Da poche settimane si sono chiuse le celebrazioni per il settimo centenario della fondazione dell’Ateneo di Perugia. A coronamento di questo evento giunge una circolare del rettore significativamente intitolata «Frequentazione di strutture dell’Università da parte di personale esterno (c.n.)» con cui si ingiunge ai responsabili delle strutture universitarie, presidi, direttori di dipartimenti, presidenti di corsi di laurea, ecc., di impedire l’accesso nelle suddette strutture a quei ricercatori precari, per lo più giovani studiose e studiosi, talora ex-dottorande/i ed ex-assegniste/i, che svolgono normalmente attività didattica e di ricerca a titolo gratuito nell’università di Perugia, così come in ogni altra università italiana.
Ragioni del divieto i possibili danni che «tali soggetti» potrebbero subire o arrecare a persone e cose nei locali dell’università, nonché «gli indebiti costi che la loro permanenza comporta.. per l’Ateneo».
È dunque questa l’Universitas, lo Studium Generale, che con giusto orgoglio il Rettore ha celebrato per un intero anno? Il luogo chiuso, angusto e fobico che la circolare propone? Ma l’Università è al contrario sempre stata uno spazio aperto, un luogo di incontro di saperi e di culture; è questo il suo ambito e il suo confine naturale, certamente non circoscrivibile in ragione dello status di chi vi partecipa. La libertà di insegnamento e di ricerca sono ciò che, nonostante tutto, ha consentito all’università italiana di sopravvivere e progredire, di produrre e diffondere conoscenza, e sono ancora oggi riconosciute, coltivate e difese come uno dei fondamenti della società democratica.
Possiamo davvero considerare la ricchezza, materiale e immateriale, che i giovani ricercatori producono per e nell’università una fonte di danno? In realtà è stranoto che una gran parte del lavoro cognitivo che si fa nell’università italiana è svolto da ricercatori non pagati. L’università di Perugia non fa eccezione in questo, al contrario il budget che è in grado di destinare all’organico è così limitato che le possibilità di strutturare i giovani ricercatori sono oggi esigue ed anche in futuro si dovrà fare affidamento sul lavoro precario per garantire il normale funzionamento delle facoltà. Stupisce allora che il rettore Bistoni, ormai giunto al nono o decimo anno di mandato, venga a conoscenza solo adesso della «…continuativa presenza all’interno delle diverse strutture universitarie, di personale estraneo all’Ateneo per lo svolgimento di collaborazioni gratuite nelle varie attività» (sic!).

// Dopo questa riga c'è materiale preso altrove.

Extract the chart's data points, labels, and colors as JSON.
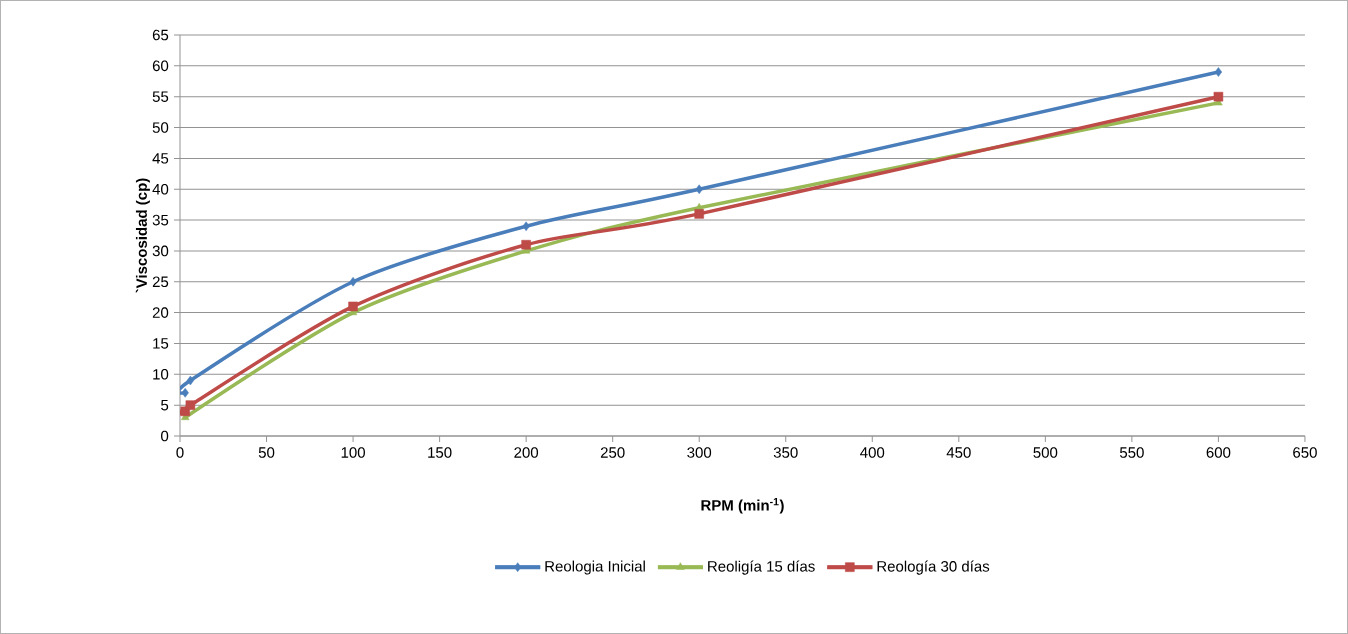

Quale università ha governato sin ora?
La verità è che negli ultimi mesi i giovani precari che operano nell’università di Perugia si sono organizzati per rivendicare il riconoscimento di un ruolo all’interno dell’Ateneo. Non a caso la circolare rettorale paventa la possibilità di rivendicazioni «comportanti ingenti oneri per l’Ateneo» relative a prestazioni irregolari non seguite da compensi e versamenti contributivi. E tuttavia l’obiettivo non è solo goffamente prudenziale. Dietro la circolare c’è qualcosa di ulteriore e diverso, ossia l’intento di allontanare fisicamente gli «agitatori»: agli aderenti alle associazioni che «perseguano scopi di tutela dei diritti degli associati contro l’Ateneo» – cosa che evidentemente è vista come di per sé sovversiva e illegittima – deve assolutamente essere preclusa «la frequentazione e l’uso delle strutture dell’Università». Non solo l’università non è più il luogo dove la libertà costituzionale di associarsi può essere esercitata. Quest’ultima diventa persino l’occasione per una discriminazione su base personale: non solo e non tanto è interdetta l’attività della tale associazione all’interno delle strutture universitarie, quanto piuttosto è fatto divieto ai suoi aderenti, in quanto tali, di avervi accesso.